Epidemiology is so outside of my field of expertise I don’t feel I need to have an opinion — people don’t need to have opinions on everything — but I am curious about the argument that a recession will cost lives, because I know that historically that is not true.
During the Great Depression, for example, death rates went down, mainly because people were drinking less and driving less; no doubt they were also a lot less happy, but as long as a country is wealthy enough for its citizens to eat and access basic medical treatment, recessions don’t necessarily kill people. In fact it’s often the case that good times are worse; for example, in occupied France the country’s historically very high levels of cirrhosis absolutely fell through the floor.
So I was interested to see (via Jonathan Portes) economist Angus Deaton making these same points in a webinar on “Deaths of Despair” (the subject of a book he co-authored, published last month).

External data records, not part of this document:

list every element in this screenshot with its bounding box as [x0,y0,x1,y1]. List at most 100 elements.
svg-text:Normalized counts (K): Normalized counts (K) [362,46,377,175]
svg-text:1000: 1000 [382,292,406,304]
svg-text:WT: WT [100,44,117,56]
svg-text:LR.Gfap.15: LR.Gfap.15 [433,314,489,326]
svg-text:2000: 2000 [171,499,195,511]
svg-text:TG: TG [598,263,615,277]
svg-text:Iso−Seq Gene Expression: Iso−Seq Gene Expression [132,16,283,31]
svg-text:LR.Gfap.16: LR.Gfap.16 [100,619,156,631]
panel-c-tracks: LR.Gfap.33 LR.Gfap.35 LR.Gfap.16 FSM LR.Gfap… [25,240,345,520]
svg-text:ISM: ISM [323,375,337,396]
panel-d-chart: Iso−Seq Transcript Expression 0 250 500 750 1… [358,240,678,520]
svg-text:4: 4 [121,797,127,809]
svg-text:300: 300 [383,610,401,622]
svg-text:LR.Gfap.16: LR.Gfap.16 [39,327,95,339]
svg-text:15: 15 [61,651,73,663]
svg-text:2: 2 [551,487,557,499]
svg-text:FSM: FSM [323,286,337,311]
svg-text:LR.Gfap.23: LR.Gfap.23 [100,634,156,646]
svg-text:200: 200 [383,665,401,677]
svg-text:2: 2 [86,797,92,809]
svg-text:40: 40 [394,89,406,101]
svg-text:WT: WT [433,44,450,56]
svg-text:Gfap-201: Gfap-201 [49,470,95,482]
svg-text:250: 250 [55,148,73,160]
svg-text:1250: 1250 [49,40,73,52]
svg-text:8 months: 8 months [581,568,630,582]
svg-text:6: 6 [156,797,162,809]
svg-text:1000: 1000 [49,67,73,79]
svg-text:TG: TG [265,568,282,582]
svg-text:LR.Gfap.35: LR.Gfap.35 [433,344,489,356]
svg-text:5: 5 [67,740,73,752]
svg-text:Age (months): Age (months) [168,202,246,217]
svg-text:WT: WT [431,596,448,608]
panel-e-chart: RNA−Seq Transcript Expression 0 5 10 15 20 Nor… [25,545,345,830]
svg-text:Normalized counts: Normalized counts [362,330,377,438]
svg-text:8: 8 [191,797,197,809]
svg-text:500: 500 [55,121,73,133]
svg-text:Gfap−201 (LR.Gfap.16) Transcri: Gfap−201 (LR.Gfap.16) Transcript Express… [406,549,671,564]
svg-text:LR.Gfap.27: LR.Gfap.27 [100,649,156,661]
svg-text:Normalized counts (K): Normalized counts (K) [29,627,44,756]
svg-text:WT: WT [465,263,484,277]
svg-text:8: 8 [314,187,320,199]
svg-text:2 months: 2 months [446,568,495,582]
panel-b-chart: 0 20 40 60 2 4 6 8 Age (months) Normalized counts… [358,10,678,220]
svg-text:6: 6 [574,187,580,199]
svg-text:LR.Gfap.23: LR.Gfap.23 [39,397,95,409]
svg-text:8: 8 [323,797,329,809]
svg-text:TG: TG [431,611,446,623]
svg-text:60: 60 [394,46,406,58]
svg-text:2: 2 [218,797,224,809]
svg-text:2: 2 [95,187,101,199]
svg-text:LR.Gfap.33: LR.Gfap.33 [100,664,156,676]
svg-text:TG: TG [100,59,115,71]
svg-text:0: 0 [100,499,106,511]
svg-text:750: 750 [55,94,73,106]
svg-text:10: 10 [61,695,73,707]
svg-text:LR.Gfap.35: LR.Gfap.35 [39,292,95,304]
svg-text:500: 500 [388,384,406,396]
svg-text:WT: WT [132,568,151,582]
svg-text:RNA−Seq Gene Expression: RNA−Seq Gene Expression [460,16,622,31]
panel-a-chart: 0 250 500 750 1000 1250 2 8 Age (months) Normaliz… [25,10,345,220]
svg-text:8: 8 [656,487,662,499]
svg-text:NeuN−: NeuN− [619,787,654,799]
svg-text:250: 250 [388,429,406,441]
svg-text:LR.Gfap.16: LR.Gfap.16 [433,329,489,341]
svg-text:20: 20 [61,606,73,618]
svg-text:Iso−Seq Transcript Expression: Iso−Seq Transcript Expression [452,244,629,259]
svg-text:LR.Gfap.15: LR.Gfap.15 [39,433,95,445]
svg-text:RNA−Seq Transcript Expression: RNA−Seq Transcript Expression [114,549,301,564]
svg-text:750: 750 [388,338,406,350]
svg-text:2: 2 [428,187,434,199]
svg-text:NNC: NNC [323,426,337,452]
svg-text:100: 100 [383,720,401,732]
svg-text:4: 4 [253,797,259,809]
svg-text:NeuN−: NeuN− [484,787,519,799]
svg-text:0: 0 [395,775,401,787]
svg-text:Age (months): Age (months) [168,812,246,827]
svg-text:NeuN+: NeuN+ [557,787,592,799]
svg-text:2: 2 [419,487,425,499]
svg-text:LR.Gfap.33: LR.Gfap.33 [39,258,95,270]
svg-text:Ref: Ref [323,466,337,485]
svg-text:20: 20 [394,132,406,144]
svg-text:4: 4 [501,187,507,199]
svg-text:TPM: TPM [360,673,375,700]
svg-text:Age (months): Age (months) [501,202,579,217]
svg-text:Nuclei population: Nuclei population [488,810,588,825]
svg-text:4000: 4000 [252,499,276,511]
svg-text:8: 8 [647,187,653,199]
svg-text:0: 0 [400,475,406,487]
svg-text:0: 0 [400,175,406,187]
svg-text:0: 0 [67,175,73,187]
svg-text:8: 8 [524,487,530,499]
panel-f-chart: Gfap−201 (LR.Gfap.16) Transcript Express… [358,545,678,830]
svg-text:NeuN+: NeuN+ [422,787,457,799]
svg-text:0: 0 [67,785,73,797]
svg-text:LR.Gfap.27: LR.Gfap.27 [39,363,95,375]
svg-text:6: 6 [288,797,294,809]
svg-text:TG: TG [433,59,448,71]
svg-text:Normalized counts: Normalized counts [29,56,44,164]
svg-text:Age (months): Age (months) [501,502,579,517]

In his talk he points out that “all-cause mortality rates have fallen in Greece and Spain in [the] financial crisis” and that in the “Great Depression, mortality rates [reached] record lows.”
The reason for this is that “accidents of all sorts are low: highway, construction etc. Alcohol consumption goes down, esp. binge drinking. Pollution down, important for infant mortality”, and that less contact reduces infections (and murders). While suicides go up, they represent only 2% of deaths.
Already crime is down across the west, and I imagine road accidents too; I barely see any cars these days during my brief walk around the prison yard. Only the other day a bridge collapsed in northern Italy, but because of the lockdown no one died. Compare that to the 2018 Ponte Morandi collapse, which killed 43 people.
This is not to deny that a recession will be appalling, just that we should be sceptical of the argument that it will kill more people than the coronavirus. Covid-19 is an infectious illness with a fatality rate thought to be in the region of 1%, and without a lockdown it would likely kill considerable numbers of non-elderly people who would otherwise have many years of life ahead of them. The main moral argument for opposing a strict lockdown, that more people would die from the economic fall out, seems shaky at best.